UPDATE: Bon-Ton's auction date is set for Monday and while a federal bankruptcy judge rejected a fee attached to a bid by a group of mall operators, the potential bidders are still in talks with the company, sources familiar with the matter told The Wall Street Journal Wednesday.
Dive Brief:
- A federal bankruptcy judge on Wednesday rejected a $500,000 fee that Bon-Ton requested to pay a group of investors interested in buying the company out of bankruptcy to keep it operating. A spokesperson for Bon-Ton did not respond to requests for comment. The group, made up of financial firm DW Partners as well as real estate firms Namdar Realty Group and Washington Prime Group, which operate malls in which Bon-Ton is a significant tenant.
- The fee was included in the letter of intent signed by the investor group. The retailer disclosed the potential bid on Monday and has also disclosed that it received four bids, all of which contemplate liquidating the company. An auction is currently scheduled for Monday.
- Kelley Cornish, a partner with Paul Weiss, representing Bon-Ton in its bankruptcy case, said at the hearing the fee was to help the investor group recoup their costs of due diligence and was necessary to secure the bid, according to an audio file of the hearing. Steve Zelin, a partner with investment banking firm PJT Partners working on the department store retailer's restructuring, said at a court hearing Wednesday that no other interested parties had received such reimbursement. Cornish described the bid from Namdar and Washington Prime as "the last and only opportunity for the debtors to continue operating in business."
Dive Insight:
U.S. Bankruptcy Judge Mary Walrath may have cleared the way for the bondholders who want to liquidate Bon-Ton's assets to do just that.
The judge said on Wednesday that the $500,000 fee attached to the going-concern bid fell outside the bidding procedures she had established last month.
"I'm also concerned the integrity of the process is being offended here," she said. "We have a potential, not an actual, bidder who appears to be preferred by the debtor by agreeing to give them reimbursement of fees simply to get them to make a bid."
A group of second lien bondholders, who have been calling for Bon-Ton to liquidate since before it filed for bankruptcy, had objected to Bon-Ton's request to pay the fee. Attorneys for the bondholders said in a Wednesday filing that Bon-Ton has "no intention of running a fair bidding process, and [is] instead determined to select any potential 'going concern' buyer as the 'highest and best' bid, without any regard for maximizing the value of the debtors' estates for the benefit of creditors such as the second lien noteholders."

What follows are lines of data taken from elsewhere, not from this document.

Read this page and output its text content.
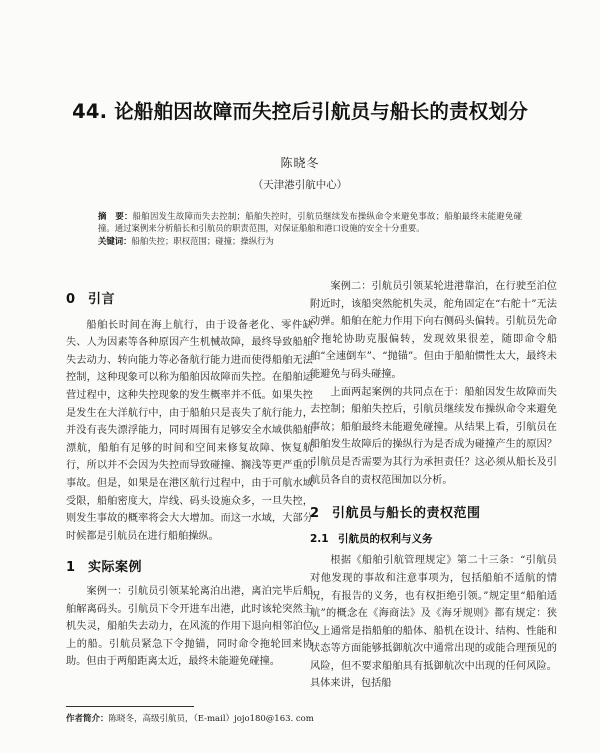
44. 论船舶因故障而失控后引航员与船长的责权划分
陈晓冬
（天津港引航中心）
摘　要：船舶因发生故障而失去控制；船舶失控时，引航员继续发布操纵命令来避免事故；船舶最终未能避免碰撞。通过案例来分析船长和引航员的职责范围，对保证船舶和港口设施的安全十分重要。
关键词：船舶失控；职权范围；碰撞；操纵行为
0 引言

船舶长时间在海上航行，由于设备老化、零件缺失、人为因素等各种原因产生机械故障，最终导致船舶失去动力、转向能力等必备航行能力进而使得船舶无法控制，这种现象可以称为船舶因故障而失控。在船舶运营过程中，这种失控现象的发生概率并不低。如果失控是发生在大洋航行中，由于船舶只是丧失了航行能力，并没有丧失漂浮能力，同时周围有足够安全水域供船舶漂航，船舶有足够的时间和空间来修复故障、恢复航行，所以并不会因为失控而导致碰撞、搁浅等更严重的事故。但是，如果是在港区航行过程中，由于可航水域受限，船舶密度大，岸线、码头设施众多，一旦失控，则发生事故的概率将会大大增加。而这一水域，大部分时候都是引航员在进行船舶操纵。

1 实际案例

案例一：引航员引领某轮离泊出港，离泊完毕后船舶解离码头。引航员下令开进车出港，此时该轮突然主机失灵，船舶失去动力，在风流的作用下退向相邻泊位上的船。引航员紧急下令抛锚，同时命令拖轮回来协助。但由于两船距离太近，最终未能避免碰撞。

案例二：引航员引领某轮进港靠泊，在行驶至泊位附近时，该船突然舵机失灵，舵角固定在“右舵十”无法动弹。船舶在舵力作用下向右侧码头偏转。引航员先命令拖轮协助克服偏转，发现效果很差，随即命令船舶“全速倒车”、“抛锚”。但由于船舶惯性太大，最终未能避免与码头碰撞。

上面两起案例的共同点在于：船舶因发生故障而失去控制；船舶失控后，引航员继续发布操纵命令来避免事故；船舶最终未能避免碰撞。从结果上看，引航员在船舶发生故障后的操纵行为是否成为碰撞产生的原因？引航员是否需要为其行为承担责任？这必须从船长及引航员各自的责权范围加以分析。

2 引航员与船长的责权范围
2.1 引航员的权利与义务

根据《船舶引航管理规定》第二十三条：“引航员对他发现的事故和注意事项为，包括船舶不适航的情况，有报告的义务，也有权拒绝引领。”规定里“船舶适航”的概念在《海商法》及《海牙规则》都有规定：狭义上通常是指船舶的船体、船机在设计、结构、性能和状态等方面能够抵御航次中通常出现的或能合理预见的风险，但不要求船舶具有抵御航次中出现的任何风险。具体来讲，包括船

作者简介：陈晓冬，高级引航员，（E-mail）jojo180@163. com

According to the letter, the bid would offer no less than $128 million in cash and would include "substantially all" of Bon-Ton's assets. Last week, the court also cleared the way for a group of Bon-Ton bondholders to submit a bid that would wind down the company and liquidate its assets to pay off lenders.
Earlier in April Bon-Ton, which filed for Chapter 11 in February after years of financial struggles, announced that it was in talks with a potential bidder for a going-concern transaction to buy at least a part of the company out of bankruptcy.
Bon-Ton had received four bids for the retailer's assets, but all — except the letter of intent from DW, Namdar and Washington — contemplated the wind down of the company's business.
It now seems that Bon-Ton, without approval of the fee, is headed for liquidation at an asset auction later this month. If that is the case, it would be the first department store chain to fully liquidate in years, according to S&P Global.